Are you finding it difficult to cherish the people who remain in your life after losing someone very special to you?
After traumatic loss, it is difficult to get ourselves to a place where we want to celebrate holidays, anyone else, or anything else. We often need to be a bit selfish in order to survive. But it is important to celebrate and be grateful for others around us.
Think about it — wouldn’t your lost loved one want you to celebrate your family? Your friends? The holidays? Their lives? Wouldn’t they be celebrating with you if physically here on Earth? Aren’t they still celebrating with you while in spirit? I bet they are!
The more you can focus on being grateful for those around you, the quicker you will heal, and the more positive things will come your way. Thanksgiving is this month, the perfect time to practice gratitude… even though holidays are difficult after loss. Give yourself a break. Let people help you with the dinner or gathering. Better yet, let someone else do it and bring something (that is easy on you) to help them. They’ll appreciate you, you appreciate them.

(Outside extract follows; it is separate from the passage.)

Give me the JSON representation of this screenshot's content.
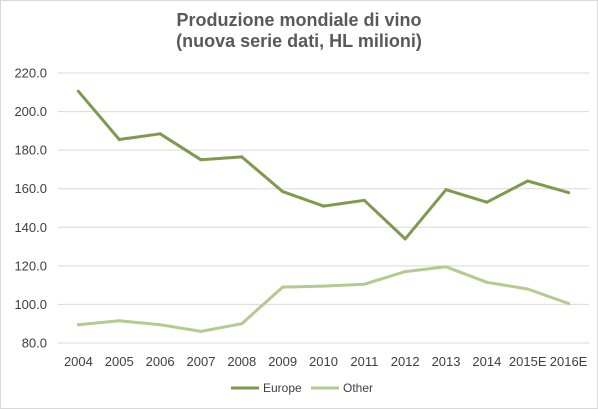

Outwardly showing appreciation for your other grieving family members will help them heal too, and can lift them into a more positive state of mind. Celebrate their occasions and victories — don’t ignore them because you feel loss. It just makes them feel more loss (their relationship with you) than they already have endured. Staying morose and ignoring them could even cause resentment of your lost loved one. This is especially true around the loss of one child in a multi-child family, or spouses grieving differently over the loss of their child. The ones remaining need more TLC than ever! Be understanding. Be thankful for them. You can be sure your lost family member is there celebrating with them — join them!
My 32-year-old son Brad recently got engaged to a wonderful woman. I am so happy for them! I lost his older brother Brent and his younger brother Robbie, but I know they are happy for Brad too. I could feel that they were at the engagement party which I hosted last weekend for Brad and his lovely fiancee. It will be difficult not to have his brothers physically at the wedding, but I believe they will be there in spirit. Actually Brent already sent me a message through a trusted friend and medium that he will be there… in a tux and cufflinks! We will celebrate the wonderful occasion, and our growing family as well as the love we have for each other, ALL of us.
So, celebrate those school, work and personal triumphs with your other family members. Celebrate your love for them. Celebrate the holidays with those remaining close to you. It will make you all happier, more grateful and more healed.
Wishing you have a loving, peaceful and grateful Thanksgiving holiday.